Hi guys, what are the wheels files supposed to do? I installed a wheel thinking it would build a binary, but it didn't.
Relatedly, what's the simplest way to build brotli on Windows? I see make, cmake, premake, the notes mention Bazel. I'm not familiar with the last two. What's the best Windows path here? (64-bit, Windows 10, VS 2015)
@eustas commented on GitHub (Aug 22, 2016):
With VS it is logical to use build system that supports project file generation -> cmake or premake5:
cmake -G "some_generator", where some_generator is picked from the list provided bycmake --helppremake5 vs2015Of course, installed cmake/premake5 is a prerequisite.
@anthrotype commented on GitHub (Aug 22, 2016):
@JoeArizona Wheels are Python's binary package format.
@JoeUX commented on GitHub (Aug 24, 2016):
Hey thanks @eustas, I'm reading about premake now, and it looks pretty smart. premake5 is in alpha though, and 4.4 is in beta, so I'm puzzled by what version they want people to use, since those are the only downloads they feature. I'll try CMake. Exposing compiler optimizations in these tools has always been harder than it needs to be, buried in so much other content that it feels like compiler flags are an afterthought. Build tools should have a section in their make-equivalent files called Optimization, with subsections for CPU/hardware targets, linker optimization, math, etc. and then automatically convert all that to the correct compiler flags depending on the compiler. Maybe I'll sketch out something.
@anthrotype I know that much, have occasionally gone to Christoph Gohlke's wonderful repository of Python wheels for Windows to grab stuff, but I don't know what the brotli wheel is supposed to do exactly, since brotli isn't written in Python. I guess another way of framing my question: What do we need the Python stuff for here? What is Python doing in the brotli repo? I'm not used to seeing a bunch of Python/Ruby/scripting code in a compression codec written in C/C++. If we don't need it to build the binaries, then is for testing or something? I looked around for an explanation of the build process, and also of what the Python code was for, but so far I haven't found any docs or comments on that.

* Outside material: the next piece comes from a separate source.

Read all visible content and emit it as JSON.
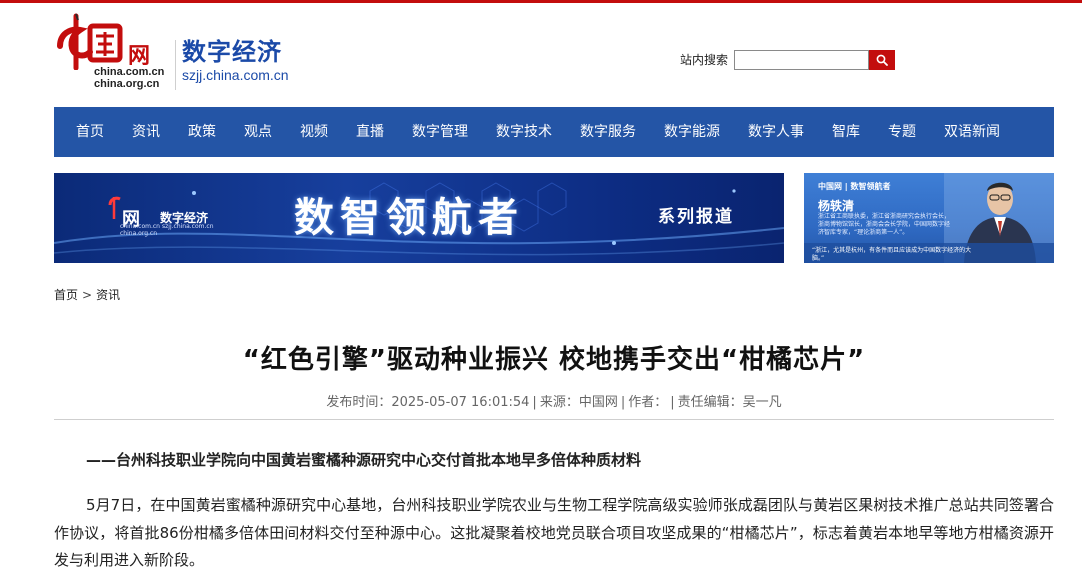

@anthrotype commented on GitHub (Aug 24, 2016):
@JoeArizona They are simply bindings which allow to call the brotli library from python code (Python has C API which can be used to write extension modules).
For example, we use brotli for compressing WOFF2 fonts in FontTools.
@JoeUX commented on GitHub (Aug 24, 2016):
Ah, okay, just bindings. The nine different wheels in the downloads/releases page threw me off, made me think wheels were being used to build brotli.exe. Thanks for clearing that up.
@anthrotype commented on GitHub (Aug 24, 2016):
Yeah, those should really be uploaded to the Python package index, IMO.